A tin can with string

Giving students explicit feedback on the language in their assessments is arguably the single most effective way you can get them to value and improve their language skills. Luckily, you don’t have to be a language expert yourself or pick up on every little issue to provide helpful feedback in this area. Here are three simple tips to make providing language feedback both effective and efficient:

  1. Focus on the making of meaning: simple, direct statements regarding the effect of poor language choices can motivate a student to improve the underlying skills of spelling, grammar, punctuation, word choice, and sentence structure without you having to give expert details on what went wrong. For example: This sentence is difficult to understand because it is very long and there is little punctuation to break it into meaningful chunks. Even I don’t understand what you are trying to say here packs a punch.

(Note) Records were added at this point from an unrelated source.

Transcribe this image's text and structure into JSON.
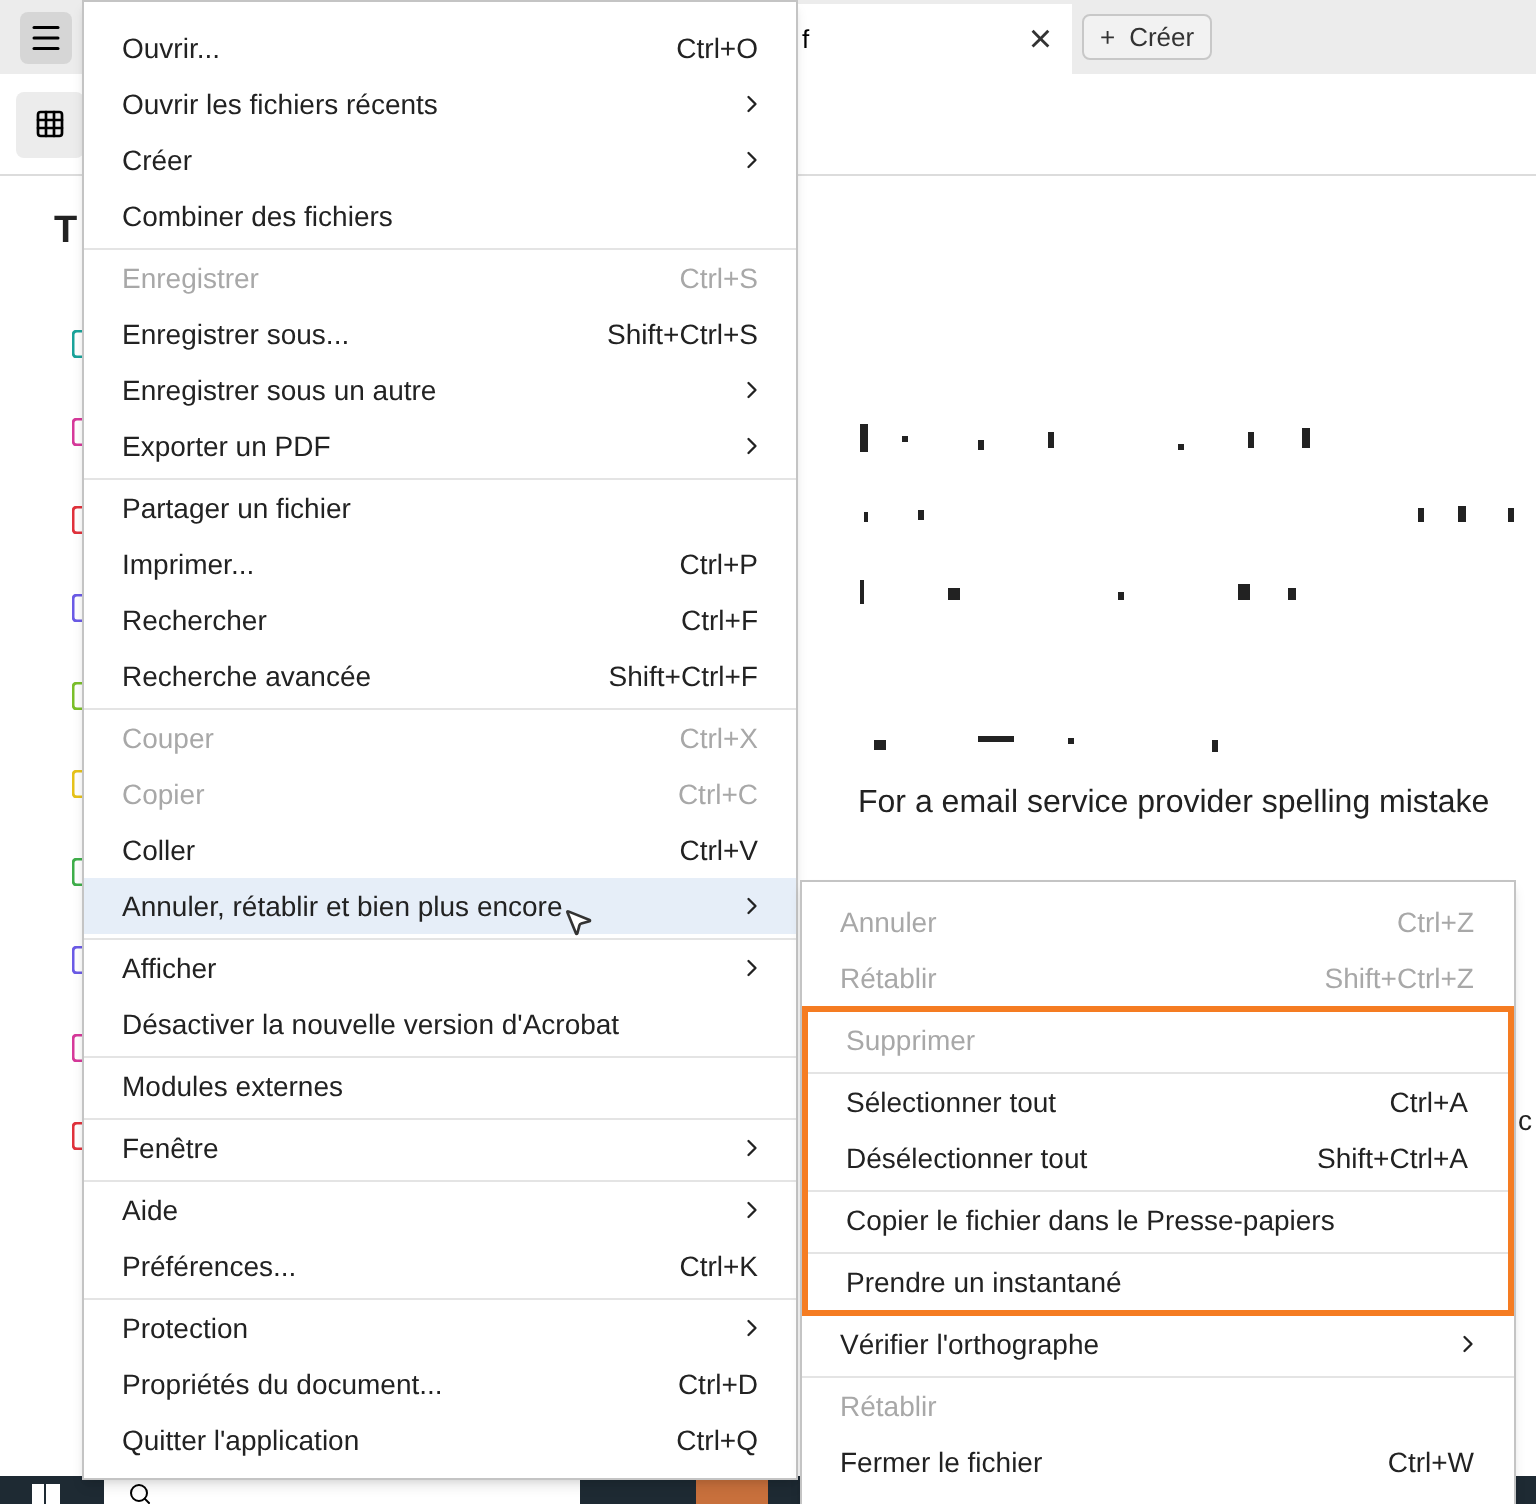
{
  "tab": {
    "title": "f",
    "close": "×"
  },
  "create_button": {
    "icon": "+",
    "label": "Créer"
  },
  "left_panel": {
    "heading": "T"
  },
  "document": {
    "line": "For a  email service provider spelling mistake",
    "edge_fragment": "c"
  },
  "menu": {
    "items": [
      {
        "label": "Ouvrir...",
        "shortcut": "Ctrl+O",
        "submenu": false,
        "disabled": false,
        "selected": false,
        "divider_above": false
      },
      {
        "label": "Ouvrir les fichiers récents",
        "submenu": true,
        "disabled": false,
        "selected": false,
        "divider_above": false
      },
      {
        "label": "Créer",
        "submenu": true,
        "disabled": false,
        "selected": false,
        "divider_above": false
      },
      {
        "label": "Combiner des fichiers",
        "submenu": false,
        "disabled": false,
        "selected": false,
        "divider_above": false
      },
      {
        "label": "Enregistrer",
        "shortcut": "Ctrl+S",
        "submenu": false,
        "disabled": true,
        "selected": false,
        "divider_above": true
      },
      {
        "label": "Enregistrer sous...",
        "shortcut": "Shift+Ctrl+S",
        "submenu": false,
        "disabled": false,
        "selected": false,
        "divider_above": false
      },
      {
        "label": "Enregistrer sous un autre",
        "submenu": true,
        "disabled": false,
        "selected": false,
        "divider_above": false
      },
      {
        "label": "Exporter un PDF",
        "submenu": true,
        "disabled": false,
        "selected": false,
        "divider_above": false
      },
      {
        "label": "Partager un fichier",
        "submenu": false,
        "disabled": false,
        "selected": false,
        "divider_above": true
      },
      {
        "label": "Imprimer...",
        "shortcut": "Ctrl+P",
        "submenu": false,
        "disabled": false,
        "selected": false,
        "divider_above": false
      },
      {
        "label": "Rechercher",
        "shortcut": "Ctrl+F",
        "submenu": false,
        "disabled": false,
        "selected": false,
        "divider_above": false
      },
      {
        "label": "Recherche avancée",
        "shortcut": "Shift+Ctrl+F",
        "submenu": false,
        "disabled": false,
        "selected": false,
        "divider_above": false
      },
      {
        "label": "Couper",
        "shortcut": "Ctrl+X",
        "submenu": false,
        "disabled": true,
        "selected": false,
        "divider_above": true
      },
      {
        "label": "Copier",
        "shortcut": "Ctrl+C",
        "submenu": false,
        "disabled": true,
        "selected": false,
        "divider_above": false
      },
      {
        "label": "Coller",
        "shortcut": "Ctrl+V",
        "submenu": false,
        "disabled": false,
        "selected": false,
        "divider_above": false
      },
      {
        "label": "Annuler, rétablir et bien plus encore",
        "submenu": true,
        "disabled": false,
        "selected": true,
        "divider_above": false
      },
      {
        "label": "Afficher",
        "submenu": true,
        "disabled": false,
        "selected": false,
        "divider_above": true
      },
      {
        "label": "Désactiver la nouvelle version d'Acrobat",
        "submenu": false,
        "disabled": false,
        "selected": false,
        "divider_above": false
      },
      {
        "label": "Modules externes",
        "submenu": false,
        "disabled": false,
        "selected": false,
        "divider_above": true
      },
      {
        "label": "Fenêtre",
        "submenu": true,
        "disabled": false,
        "selected": false,
        "divider_above": true
      },
      {
        "label": "Aide",
        "submenu": true,
        "disabled": false,
        "selected": false,
        "divider_above": true
      },
      {
        "label": "Préférences...",
        "shortcut": "Ctrl+K",
        "submenu": false,
        "disabled": false,
        "selected": false,
        "divider_above": false
      },
      {
        "label": "Protection",
        "submenu": true,
        "disabled": false,
        "selected": false,
        "divider_above": true
      },
      {
        "label": "Propriétés du document...",
        "shortcut": "Ctrl+D",
        "submenu": false,
        "disabled": false,
        "selected": false,
        "divider_above": false
      },
      {
        "label": "Quitter l'application",
        "shortcut": "Ctrl+Q",
        "submenu": false,
        "disabled": false,
        "selected": false,
        "divider_above": false
      }
    ]
  },
  "submenu": {
    "items": [
      {
        "label": "Annuler",
        "shortcut": "Ctrl+Z",
        "submenu": false,
        "disabled": true,
        "divider_above": false,
        "outlined": false
      },
      {
        "label": "Rétablir",
        "shortcut": "Shift+Ctrl+Z",
        "submenu": false,
        "disabled": true,
        "divider_above": false,
        "outlined": false
      },
      {
        "label": "Supprimer",
        "submenu": false,
        "disabled": true,
        "divider_above": false,
        "outlined": true
      },
      {
        "label": "Sélectionner tout",
        "shortcut": "Ctrl+A",
        "submenu": false,
        "disabled": false,
        "divider_above": true,
        "outlined": true
      },
      {
        "label": "Désélectionner tout",
        "shortcut": "Shift+Ctrl+A",
        "submenu": false,
        "disabled": false,
        "divider_above": false,
        "outlined": true
      },
      {
        "label": "Copier le fichier dans le Presse-papiers",
        "submenu": false,
        "disabled": false,
        "divider_above": true,
        "outlined": true
      },
      {
        "label": "Prendre un instantané",
        "submenu": false,
        "disabled": false,
        "divider_above": true,
        "outlined": true
      },
      {
        "label": "Vérifier l'orthographe",
        "submenu": true,
        "disabled": false,
        "divider_above": false,
        "outlined": false
      },
      {
        "label": "Rétablir",
        "submenu": false,
        "disabled": true,
        "divider_above": true,
        "outlined": false
      },
      {
        "label": "Fermer le fichier",
        "shortcut": "Ctrl+W",
        "submenu": false,
        "disabled": false,
        "divider_above": false,
        "outlined": false
      }
    ]
  }
}
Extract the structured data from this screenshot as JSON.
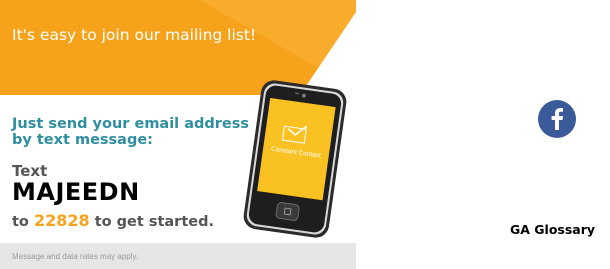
{
  "promo": {
    "banner_text": "It's easy to join our mailing list!",
    "instruction": "Just send your email address by text message:",
    "text_label": "Text",
    "keyword": "MAJEEDN",
    "to_word": "to",
    "shortcode": "22828",
    "get_started": "to get started.",
    "disclaimer": "Message and data rates may apply.",
    "phone_screen_logo": "Constant Contact",
    "colors": {
      "banner": "#f7a21b",
      "banner_dark": "#e89210",
      "accent_teal": "#2f8fa0",
      "shortcode_orange": "#f7a21b"
    }
  },
  "social": {
    "facebook_icon": "facebook-icon",
    "facebook_color": "#3b5a9a"
  },
  "glossary_link": "GA Glossary"
}
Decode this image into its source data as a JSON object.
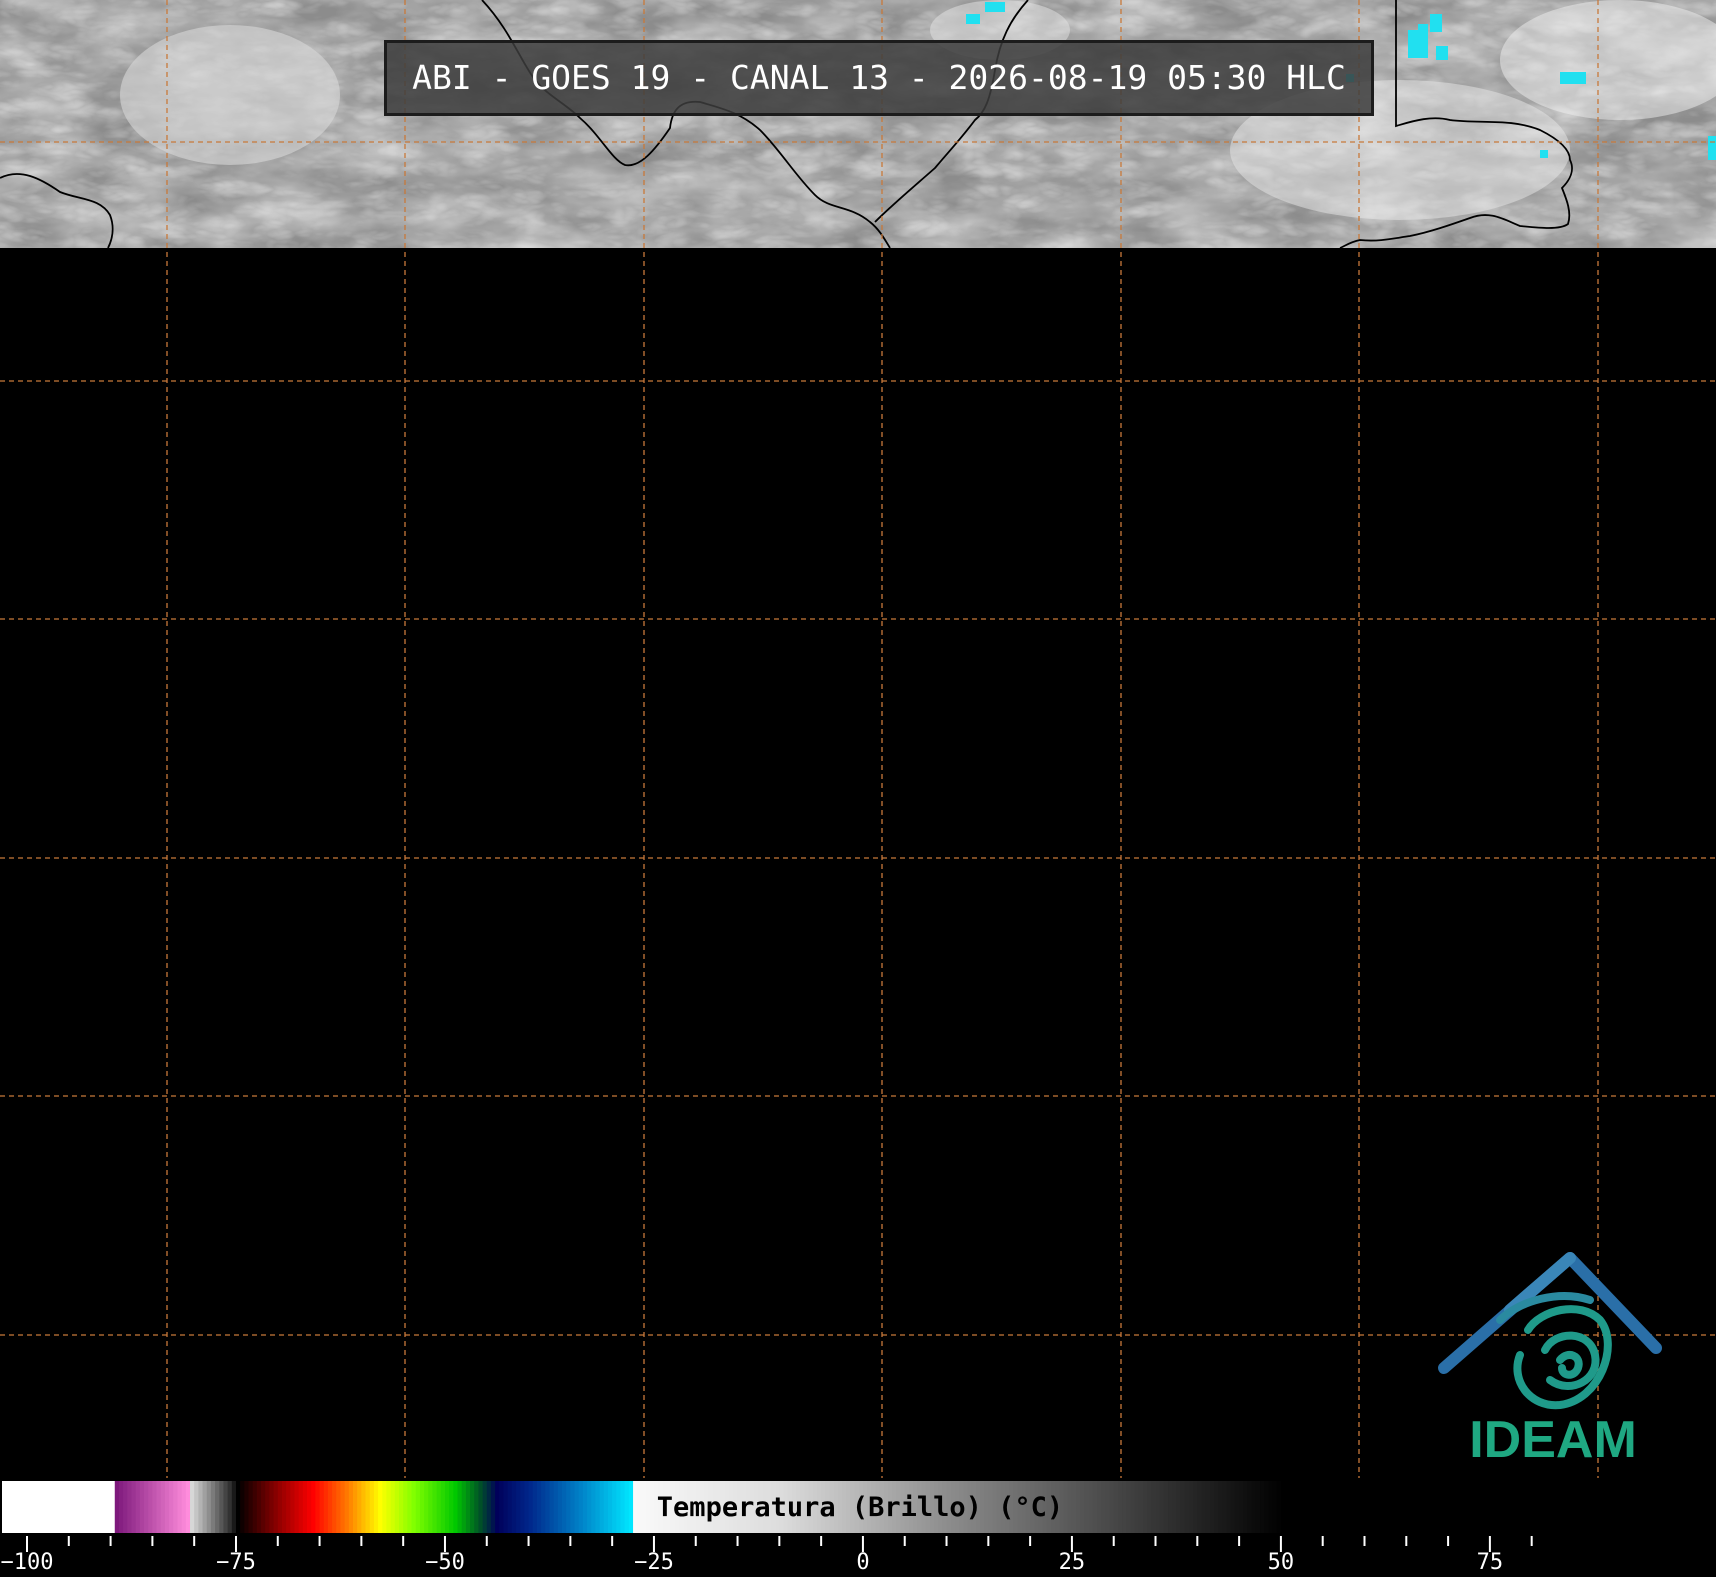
{
  "title": "ABI - GOES 19 - CANAL 13 - 2026-08-19 05:30 HLC",
  "colorbar": {
    "label": "Temperatura (Brillo) (°C)",
    "min": -105,
    "max": 82,
    "major_ticks": [
      -100,
      -75,
      -50,
      -25,
      0,
      25,
      50,
      75
    ],
    "tick_labels": [
      "−100",
      "−75",
      "−50",
      "−25",
      "0",
      "25",
      "50",
      "75"
    ],
    "minor_step": 5
  },
  "logo": {
    "text": "IDEAM",
    "colors": {
      "roof": "#2a5fa8",
      "swirl": "#1f9a8a",
      "text": "#1fa882"
    }
  },
  "colors": {
    "grid": "#c8793a",
    "border": "#000000",
    "no_data": "#000000"
  }
}
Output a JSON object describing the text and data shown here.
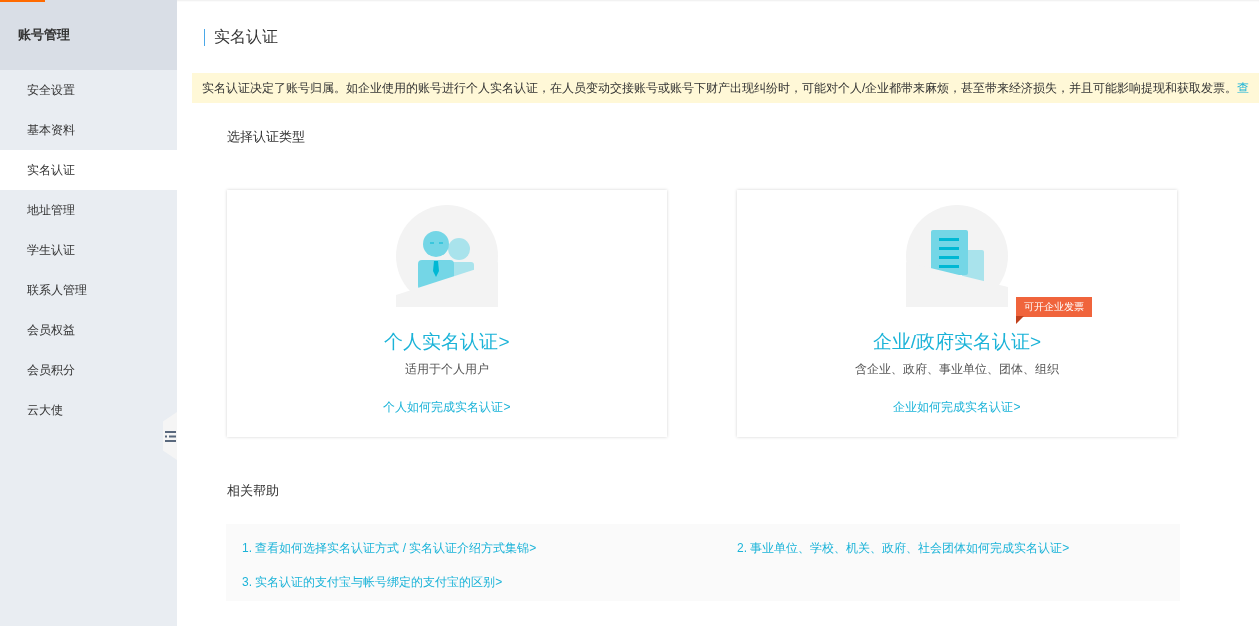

  2. Insert feedback and links to Academic Skills support at the click of a mouse by using the writing and referencing comments already loaded into NORFOLK (My feedback -> Example feedback).
  3. Provide feedback to the whole class and direct students to the Academic Skills team for support by copying, modifying, and pasting prepared announcements from the Calendar of announcements aligned to the student life cycle document available from the Teaching, Learning and Assessment Strategies section of the Resources folder on the English Language, Literacy and Numeracy Policy @ CSU Interact2 site.